1 | pdf.elements["Name of Applicant 2"].font_size = 18 |
Here for the font color it takes an RGB tuple, let’s make it red. Re-run the script and let’s see the effect.
And finally you say forget everything I just want to make every single text I filled into the PDF form super large and blue. Well it turns out you can do that too when you instantiate the object.
1 | pdf = PyPDFForm('ds11-copy.pdf', global_font_size=50, global_font_color=(0, 0, 1)) |
Obviously these are just the peak of iceberg. There are some other functionalities like draw text, draw images, and merge multiple PDFs together. But I really want to show the essential part of it, which is the actually filling piece.
Any question before we move on?
Conclusion
I’d like to wrap up this speak with some discussions around restrictions and future improvements that are planned. Because many of you may be wondering, now that you have shown what the library can do, what can it not do?
Well the library requires you to have a static PDF form template as a baseline, so the largest restriction with it is that it cannot generate dynamic sections. So on the right you see a pretty common example of an invoice PDF. Notice that middle section where all the items are listed? That’s not something you can handle with the library. I mean sure maybe you can have like ten rows of text fields and it will probably work for the most part. But the point I’m trying to make is that it’s not flexible. So all and all for PDFs with dynamic sections you still need something like reportlab.

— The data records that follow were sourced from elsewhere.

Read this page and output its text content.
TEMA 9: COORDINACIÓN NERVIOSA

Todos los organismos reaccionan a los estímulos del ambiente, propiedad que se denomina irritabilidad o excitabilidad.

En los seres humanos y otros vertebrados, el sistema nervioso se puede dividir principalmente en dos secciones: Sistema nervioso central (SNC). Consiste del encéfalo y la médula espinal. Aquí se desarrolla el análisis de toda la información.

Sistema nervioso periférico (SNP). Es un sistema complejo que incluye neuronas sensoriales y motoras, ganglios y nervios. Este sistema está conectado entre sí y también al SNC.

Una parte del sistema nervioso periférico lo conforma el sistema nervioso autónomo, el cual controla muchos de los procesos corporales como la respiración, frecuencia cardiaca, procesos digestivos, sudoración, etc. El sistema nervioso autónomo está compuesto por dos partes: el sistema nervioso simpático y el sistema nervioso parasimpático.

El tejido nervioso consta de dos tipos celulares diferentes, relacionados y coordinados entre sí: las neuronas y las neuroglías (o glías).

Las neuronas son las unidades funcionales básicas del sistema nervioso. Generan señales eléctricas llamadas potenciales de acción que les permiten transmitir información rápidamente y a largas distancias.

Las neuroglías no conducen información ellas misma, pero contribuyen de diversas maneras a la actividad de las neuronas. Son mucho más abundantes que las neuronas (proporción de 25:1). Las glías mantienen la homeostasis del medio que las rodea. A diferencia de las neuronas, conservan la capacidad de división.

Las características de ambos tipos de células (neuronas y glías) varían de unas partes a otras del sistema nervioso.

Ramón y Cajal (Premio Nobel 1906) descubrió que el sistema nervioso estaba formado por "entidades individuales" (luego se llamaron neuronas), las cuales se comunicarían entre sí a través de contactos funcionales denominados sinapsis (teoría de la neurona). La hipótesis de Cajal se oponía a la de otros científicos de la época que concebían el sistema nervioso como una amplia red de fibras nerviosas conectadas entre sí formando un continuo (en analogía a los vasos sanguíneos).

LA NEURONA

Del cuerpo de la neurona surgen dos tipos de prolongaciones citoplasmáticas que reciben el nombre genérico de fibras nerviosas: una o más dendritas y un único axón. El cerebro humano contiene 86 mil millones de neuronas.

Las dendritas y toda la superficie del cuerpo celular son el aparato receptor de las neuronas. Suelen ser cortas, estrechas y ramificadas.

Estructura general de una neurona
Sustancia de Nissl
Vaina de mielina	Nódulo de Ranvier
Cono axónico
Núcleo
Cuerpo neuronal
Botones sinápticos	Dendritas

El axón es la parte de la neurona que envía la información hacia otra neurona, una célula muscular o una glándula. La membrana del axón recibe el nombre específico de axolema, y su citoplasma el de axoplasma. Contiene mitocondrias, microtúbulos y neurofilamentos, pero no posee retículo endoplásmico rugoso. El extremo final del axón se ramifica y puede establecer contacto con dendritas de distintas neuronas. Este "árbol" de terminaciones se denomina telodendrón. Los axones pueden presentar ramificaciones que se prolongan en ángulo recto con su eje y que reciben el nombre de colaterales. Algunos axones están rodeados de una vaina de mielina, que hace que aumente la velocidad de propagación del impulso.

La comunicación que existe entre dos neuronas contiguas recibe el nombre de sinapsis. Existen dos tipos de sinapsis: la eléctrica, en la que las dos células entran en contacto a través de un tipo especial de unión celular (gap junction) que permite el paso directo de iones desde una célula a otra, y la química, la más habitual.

The next thing is that the library only supports some of the most common elements like you just saw in the demo. Now the elements that you guys saw probably cover 90% of the usage of PDF forms. But still there are more. I can give you two common ones. Image fields, you know, the one where you can click on it and attach an image on it. Another one is signature fields, kinda similar to image fields but instead where you sign.

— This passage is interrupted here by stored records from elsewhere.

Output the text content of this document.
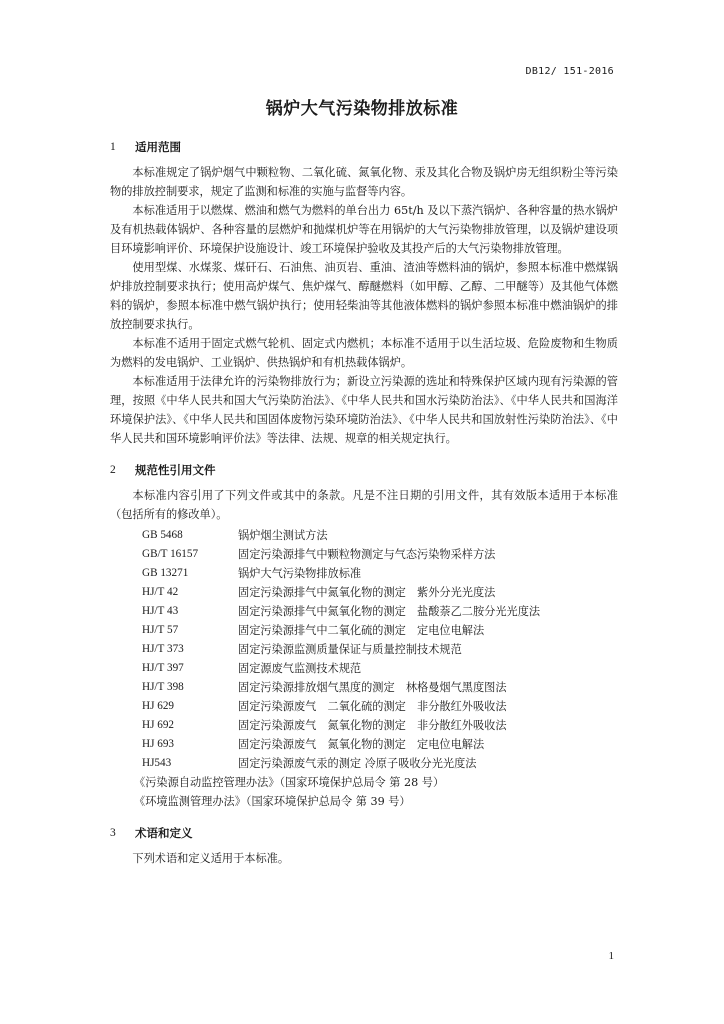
DB12/ 151-2016
锅炉大气污染物排放标准
1	适用范围

本标准规定了锅炉烟气中颗粒物、二氧化硫、氮氧化物、汞及其化合物及锅炉房无组织粉尘等污染物的排放控制要求，规定了监测和标准的实施与监督等内容。

本标准适用于以燃煤、燃油和燃气为燃料的单台出力 65t/h 及以下蒸汽锅炉、各种容量的热水锅炉及有机热载体锅炉、各种容量的层燃炉和抛煤机炉等在用锅炉的大气污染物排放管理，以及锅炉建设项目环境影响评价、环境保护设施设计、竣工环境保护验收及其投产后的大气污染物排放管理。

使用型煤、水煤浆、煤矸石、石油焦、油页岩、重油、渣油等燃料油的锅炉，参照本标准中燃煤锅炉排放控制要求执行；使用高炉煤气、焦炉煤气、醇醚燃料（如甲醇、乙醇、二甲醚等）及其他气体燃料的锅炉，参照本标准中燃气锅炉执行；使用轻柴油等其他液体燃料的锅炉参照本标准中燃油锅炉的排放控制要求执行。

本标准不适用于固定式燃气轮机、固定式内燃机；本标准不适用于以生活垃圾、危险废物和生物质为燃料的发电锅炉、工业锅炉、供热锅炉和有机热载体锅炉。

本标准适用于法律允许的污染物排放行为；新设立污染源的选址和特殊保护区域内现有污染源的管理，按照《中华人民共和国大气污染防治法》、《中华人民共和国水污染防治法》、《中华人民共和国海洋环境保护法》、《中华人民共和国固体废物污染环境防治法》、《中华人民共和国放射性污染防治法》、《中华人民共和国环境影响评价法》等法律、法规、规章的相关规定执行。

2	规范性引用文件

本标准内容引用了下列文件或其中的条款。凡是不注日期的引用文件，其有效版本适用于本标准（包括所有的修改单）。

GB 5468	锅炉烟尘测试方法
GB/T 16157	固定污染源排气中颗粒物测定与气态污染物采样方法
GB 13271	锅炉大气污染物排放标准
HJ/T 42	固定污染源排气中氮氧化物的测定　紫外分光光度法
HJ/T 43	固定污染源排气中氮氧化物的测定　盐酸萘乙二胺分光光度法
HJ/T 57	固定污染源排气中二氧化硫的测定　定电位电解法
HJ/T 373	固定污染源监测质量保证与质量控制技术规范
HJ/T 397	固定源废气监测技术规范
HJ/T 398	固定污染源排放烟气黑度的测定　林格曼烟气黑度图法
HJ 629	固定污染源废气　二氧化硫的测定　非分散红外吸收法
HJ 692	固定污染源废气　氮氧化物的测定　非分散红外吸收法
HJ 693	固定污染源废气　氮氧化物的测定　定电位电解法
HJ543	固定污染源废气汞的测定 冷原子吸收分光光度法
《污染源自动监控管理办法》（国家环境保护总局令 第 28 号）
《环境监测管理办法》（国家环境保护总局令 第 39 号）
3	术语和定义

下列术语和定义适用于本标准。

1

And finally like what I said earlier in the demo, there are many PDF form preparation tools out there. Some of them generate the form the same way but some other ones are different under the hood. I believe I have made the library to support most of the mainstream ones out there but still there is no way I have explored every single one of them out there.
With that being said, let’s talk about some future improvements that are currently on my radar for the library.
First, obviously I’d love to support more elements. Using image fields for example, I tried to support it about two years ago but was not able to. But at the time I was also not as experienced in terms of developing this library as I am nowadays, so I have been having the thoughts of picking it back up again.
Next I would love to support more of those unexplored form preparation tools out there. This in fact is something I wrote on the README. If you ever run into a problem where whatever tools you are using to prepare the PDF form that doesn’t work with the library, open an issue and I will try to get it supported.
And you tell me! Ya that’s correct. And this brings me back to why I’m here to present in front of you all. Recently I have run into kinda a stale state when working on PyPDFForm where I’m starting to run out of ideas on what features to bring next. This is why I came here, to present in front of a group of public, and hopefully by speaking with you guys some new ideas will spark again. And this doesn’t have to happen immediately. If any of you find this library useful, or simply find it interesting and try play with it for a bit, I’m always a believer that users are the best source of ideas.
Any other question?
Well thank you very much. It is my honor to speak in front of you all and again thanks to Chicago Python User Group for having me.